The Language of Artificial Intelligence

December 1, 2021 | Audrey-Maude Vézina

Update : December 20, 2021

Research on automatic speech recognition and synthesis has exploded with the optimization of machine learning.

voice signal

The speed, intonation and intensity of speech can vary from person to person, which makes recognition and synthesis more complex.

Professor Douglas O’Shaughnessy of Institut national de la recherche scientifique (INRS) specializes in speech processing. This discipline is constantly evolving with the optimization of algorithms, mainly automatic speech synthesis and recognition. “You can simulate a person’s voice or a person who hears with human-like performance through artificial intelligence,” the researcher says. Assistants such as Siri or Alexa use the principle of voice recognition.

The difficulty in analyzing speech, compared to images, for example, stems from its variability. “The speed of speech can vary from person to person, including because of stress or emotion. Speech also varies in intonation and intensity,” explains the professor. “These parameters make recognition and synthesis more complex. ” 

Noise can also pollute the voice signal, such as when a person speaks near a construction site.


Learning speech

AI is based on neural networks similar to those of a human brain. It acts like a black box: we can see what goes in and what comes out, but we don’t understand what’s going on inside.

The computer learns by sifting through great reams of data, such as audio recordings.

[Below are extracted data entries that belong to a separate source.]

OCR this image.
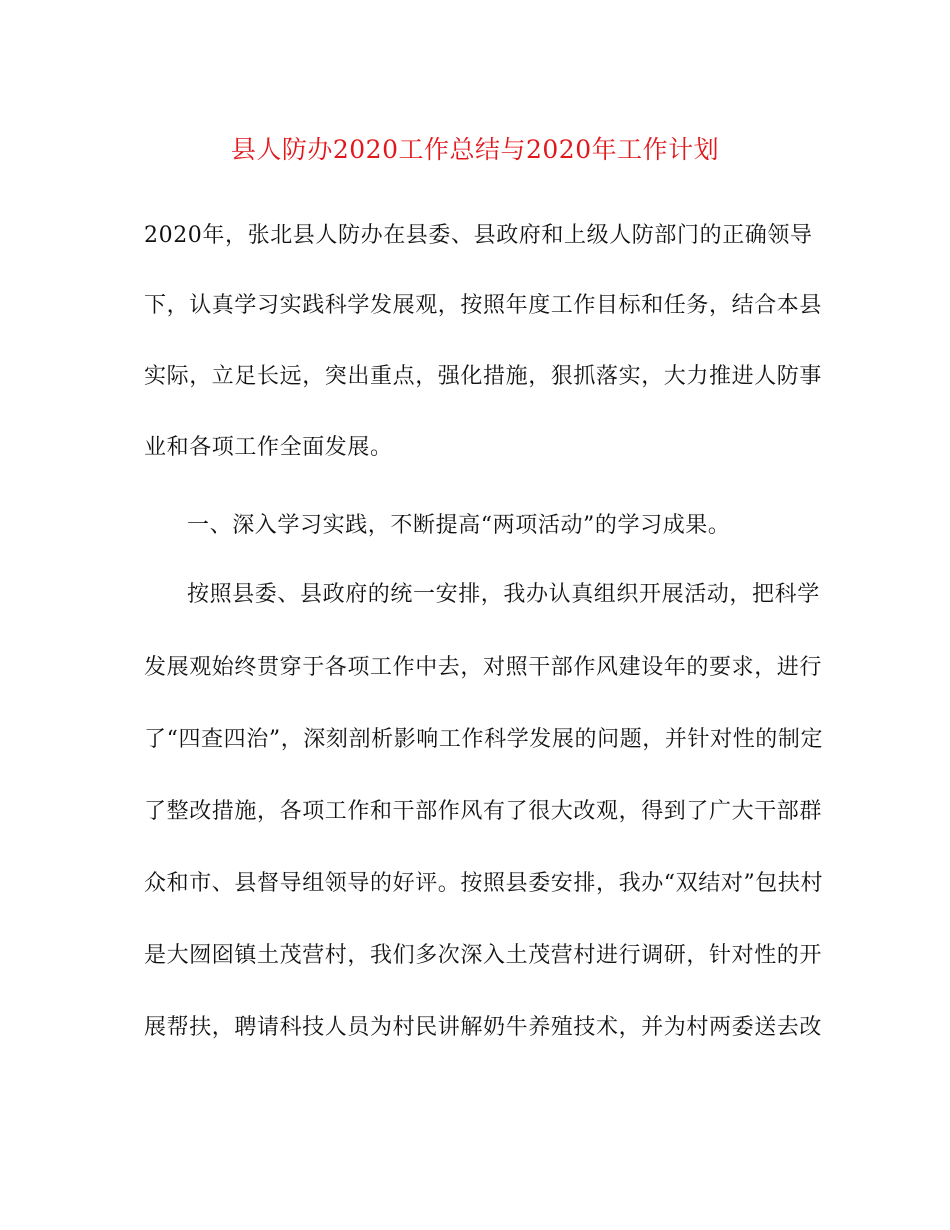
县人防办2020工作总结与2020年工作计划
2020年，张北县人防办在县委、县政府和上级人防部门的正确领导
下，认真学习实践科学发展观，按照年度工作目标和任务，结合本县
实际，立足长远，突出重点，强化措施，狠抓落实，大力推进人防事
业和各项工作全面发展。
一、深入学习实践，不断提高“两项活动”的学习成果。
按照县委、县政府的统一安排，我办认真组织开展活动，把科学
发展观始终贯穿于各项工作中去，对照干部作风建设年的要求，进行
了“四查四治”，深刻剖析影响工作科学发展的问题，并针对性的制定
了整改措施，各项工作和干部作风有了很大改观，得到了广大干部群
众和市、县督导组领导的好评。按照县委安排，我办“双结对”包扶村
是大囫囵镇土茂营村，我们多次深入土茂营村进行调研，针对性的开
展帮扶，聘请科技人员为村民讲解奶牛养殖技术，并为村两委送去改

However, there will never be enough data to cover all possible cases.

“There are billions of people in the world and they speak in many different ways. Just for French and English, 100,000 words exist, combinable in multitudes of ways. Languages have an infinite number of signals, so many that we cannot train computers for all possibilities.”

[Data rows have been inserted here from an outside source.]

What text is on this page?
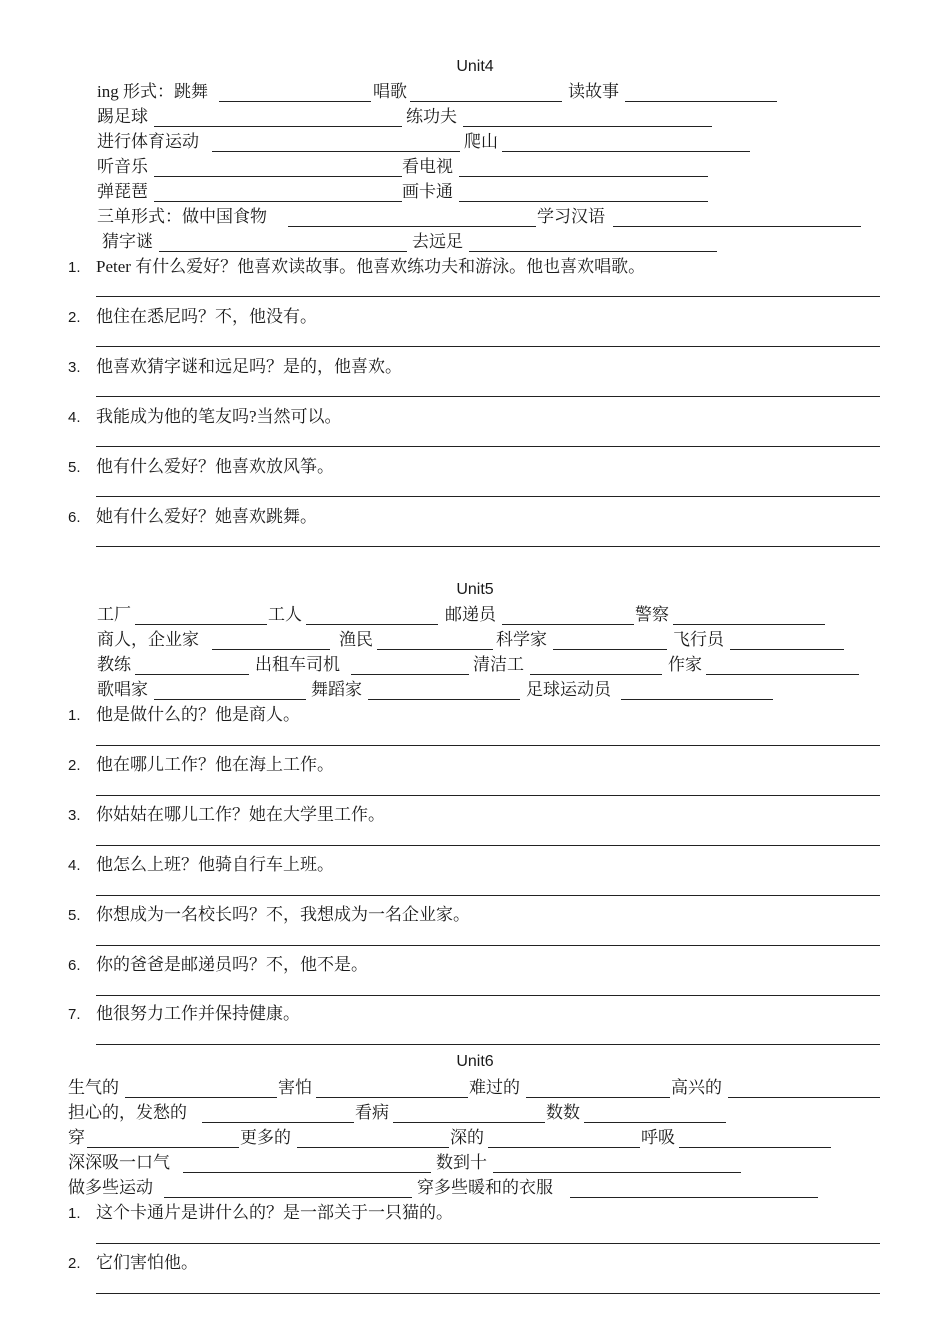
Unit4
ing 形式：跳舞	唱歌	读故事
踢足球	练功夫
进行体育运动	爬山
听音乐	看电视
弹琵琶	画卡通
三单形式：做中国食物	学习汉语
猜字谜	去远足
1. Peter 有什么爱好？他喜欢读故事。他喜欢练功夫和游泳。他也喜欢唱歌。
2. 他住在悉尼吗？不，他没有。
3. 他喜欢猜字谜和远足吗？是的，他喜欢。
4. 我能成为他的笔友吗?当然可以。
5. 他有什么爱好？他喜欢放风筝。
6. 她有什么爱好？她喜欢跳舞。
Unit5
工厂	工人	邮递员	警察
商人，企业家	渔民	科学家	飞行员
教练	出租车司机	清洁工	作家
歌唱家	舞蹈家	足球运动员
1. 他是做什么的？他是商人。
2. 他在哪儿工作？他在海上工作。
3. 你姑姑在哪儿工作？她在大学里工作。
4. 他怎么上班？他骑自行车上班。
5. 你想成为一名校长吗？不，我想成为一名企业家。
6. 你的爸爸是邮递员吗？不，他不是。
7. 他很努力工作并保持健康。
Unit6
生气的	害怕	难过的	高兴的
担心的，发愁的	看病	数数
穿	更多的	深的	呼吸
深深吸一口气	数到十
做多些运动	穿多些暖和的衣服
1. 这个卡通片是讲什么的？是一部关于一只猫的。
2. 它们害怕他。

Douglas O’Shaughnessy, expert in speech processing

Computers divide speech into 10-millisecond segments for analysis, which is about 12 sounds per second, to account for variability. For languages like Mandarin that rely on tone to communicate, analyzing the sequence of words isn’t enough. Professor O’Shaughnessy is therefore working on the analysis of pitch. Speaker recognition could also benefit from these advances, given that it’s possible to deduce gender, age, and emotion.